Biochemistry major Christie Cyktor was born with a muscle weakening condition called Anthrogryposis.

“Hello, Dr. Caryl.” Entering the lab in her wheelchair, she greets Dr. Caryl Fish, her faculty advisor on a senior project to overcome masking agents for morphine in drug tests.

“It was never a burden,” Dr. Fish says. “It just seemed like this is what she did, and she would figure out a way to do it.”

Christie says her college was receptive to her needs.

“If I say, hey, can you put a handicapped button on this door, then it’s up within a week,” Christie says. “They’ve been great about making sure I have the greatest college experience that I can.”

The tattoo on Christie’s arm tells a poignant story. “Inter-linking L and J for my parents’ initials,” she explains. “My brother and my sisters and myself all got the tattoo in their memory.”

Her college years have been marked by tragedies that might have stopped other students in their tracks.

Before her sophomore year, her mother died of cancer.

A heart attack claimed her father’s life last spring.

Christie was a freshman when she started the campus chapter of “Colleges against Cancer.”

“This was when my mother was still alive, and I wanted to start the club in her honor,” Christie says.

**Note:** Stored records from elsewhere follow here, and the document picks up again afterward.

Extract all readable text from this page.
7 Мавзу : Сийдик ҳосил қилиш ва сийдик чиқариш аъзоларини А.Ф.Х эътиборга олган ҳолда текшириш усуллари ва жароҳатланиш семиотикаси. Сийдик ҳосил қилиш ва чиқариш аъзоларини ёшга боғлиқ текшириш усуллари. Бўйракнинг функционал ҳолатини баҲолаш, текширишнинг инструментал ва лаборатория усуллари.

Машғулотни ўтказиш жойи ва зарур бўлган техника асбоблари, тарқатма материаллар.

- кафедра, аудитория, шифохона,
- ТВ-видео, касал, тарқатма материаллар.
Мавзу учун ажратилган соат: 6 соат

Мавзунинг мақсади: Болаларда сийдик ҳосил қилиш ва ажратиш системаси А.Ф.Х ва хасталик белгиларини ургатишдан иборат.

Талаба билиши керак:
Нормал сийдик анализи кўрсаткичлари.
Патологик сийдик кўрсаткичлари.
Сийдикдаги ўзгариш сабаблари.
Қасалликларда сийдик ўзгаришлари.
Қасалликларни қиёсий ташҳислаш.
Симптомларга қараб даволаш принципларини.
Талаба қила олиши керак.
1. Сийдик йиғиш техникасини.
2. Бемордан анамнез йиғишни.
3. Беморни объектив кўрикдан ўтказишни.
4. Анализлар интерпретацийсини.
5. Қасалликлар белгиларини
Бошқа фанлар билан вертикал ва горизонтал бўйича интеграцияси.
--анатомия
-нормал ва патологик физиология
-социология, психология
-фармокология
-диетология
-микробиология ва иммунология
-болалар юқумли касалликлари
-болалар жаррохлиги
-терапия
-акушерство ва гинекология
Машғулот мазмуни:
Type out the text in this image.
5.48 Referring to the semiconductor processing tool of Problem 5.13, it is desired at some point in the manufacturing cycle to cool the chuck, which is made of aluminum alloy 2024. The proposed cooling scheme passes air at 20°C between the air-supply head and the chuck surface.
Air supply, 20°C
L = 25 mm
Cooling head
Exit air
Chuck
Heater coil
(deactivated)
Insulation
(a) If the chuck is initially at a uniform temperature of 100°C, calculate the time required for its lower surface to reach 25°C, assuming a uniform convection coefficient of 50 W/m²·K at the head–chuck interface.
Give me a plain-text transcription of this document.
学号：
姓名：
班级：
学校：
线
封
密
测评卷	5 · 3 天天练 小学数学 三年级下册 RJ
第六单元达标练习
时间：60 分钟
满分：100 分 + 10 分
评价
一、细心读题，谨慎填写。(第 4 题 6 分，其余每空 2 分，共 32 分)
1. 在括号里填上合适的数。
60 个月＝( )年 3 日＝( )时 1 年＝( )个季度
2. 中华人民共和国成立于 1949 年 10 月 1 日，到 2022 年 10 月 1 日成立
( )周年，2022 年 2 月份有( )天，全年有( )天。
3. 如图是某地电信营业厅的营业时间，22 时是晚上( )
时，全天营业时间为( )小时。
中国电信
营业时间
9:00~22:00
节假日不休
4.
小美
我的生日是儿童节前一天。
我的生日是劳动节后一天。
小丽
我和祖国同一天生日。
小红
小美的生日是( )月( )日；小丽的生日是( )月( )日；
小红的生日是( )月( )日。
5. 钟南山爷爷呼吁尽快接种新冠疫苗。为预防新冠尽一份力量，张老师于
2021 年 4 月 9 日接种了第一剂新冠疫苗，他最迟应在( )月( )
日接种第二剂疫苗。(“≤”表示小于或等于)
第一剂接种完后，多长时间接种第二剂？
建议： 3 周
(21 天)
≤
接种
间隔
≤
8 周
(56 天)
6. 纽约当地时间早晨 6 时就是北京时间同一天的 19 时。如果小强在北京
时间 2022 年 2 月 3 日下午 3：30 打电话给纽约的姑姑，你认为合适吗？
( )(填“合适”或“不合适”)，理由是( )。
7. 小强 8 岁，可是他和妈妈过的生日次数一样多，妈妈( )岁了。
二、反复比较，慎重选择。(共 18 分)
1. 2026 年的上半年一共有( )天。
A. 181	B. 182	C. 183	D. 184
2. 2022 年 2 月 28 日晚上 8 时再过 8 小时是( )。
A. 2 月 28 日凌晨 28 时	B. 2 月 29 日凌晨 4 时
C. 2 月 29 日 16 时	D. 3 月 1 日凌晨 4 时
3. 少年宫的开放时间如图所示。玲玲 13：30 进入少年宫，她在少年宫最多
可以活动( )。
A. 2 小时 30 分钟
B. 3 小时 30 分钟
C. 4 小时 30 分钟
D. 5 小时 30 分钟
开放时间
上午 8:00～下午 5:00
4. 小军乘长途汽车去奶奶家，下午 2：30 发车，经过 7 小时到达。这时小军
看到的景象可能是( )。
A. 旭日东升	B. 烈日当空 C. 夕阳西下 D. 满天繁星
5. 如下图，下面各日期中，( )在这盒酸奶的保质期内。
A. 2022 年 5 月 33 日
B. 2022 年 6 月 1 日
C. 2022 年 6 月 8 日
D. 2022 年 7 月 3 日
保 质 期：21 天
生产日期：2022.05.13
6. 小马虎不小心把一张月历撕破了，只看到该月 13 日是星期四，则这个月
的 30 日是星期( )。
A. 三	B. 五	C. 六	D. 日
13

She says her mother joined her in Latrobe’s Relay for Life. “That summer she passed away, but I decided I wanted St. Vincent to have a Relay for Life, and really make it special. My dad got to come and see that, and saw what all of my work went toward, so it’s so special to me. They didn’t raise me to sit and be sad about my disability or anything. So after they both passed away, I thought it doesn’t make sense to give up what they wanted for me.”

Bound for studies in Forensic Science at West Virginia University, Christie Cyktor still strives to make her parents proud.

“Keep smiling,” she says, “because that’s what they would have wanted.”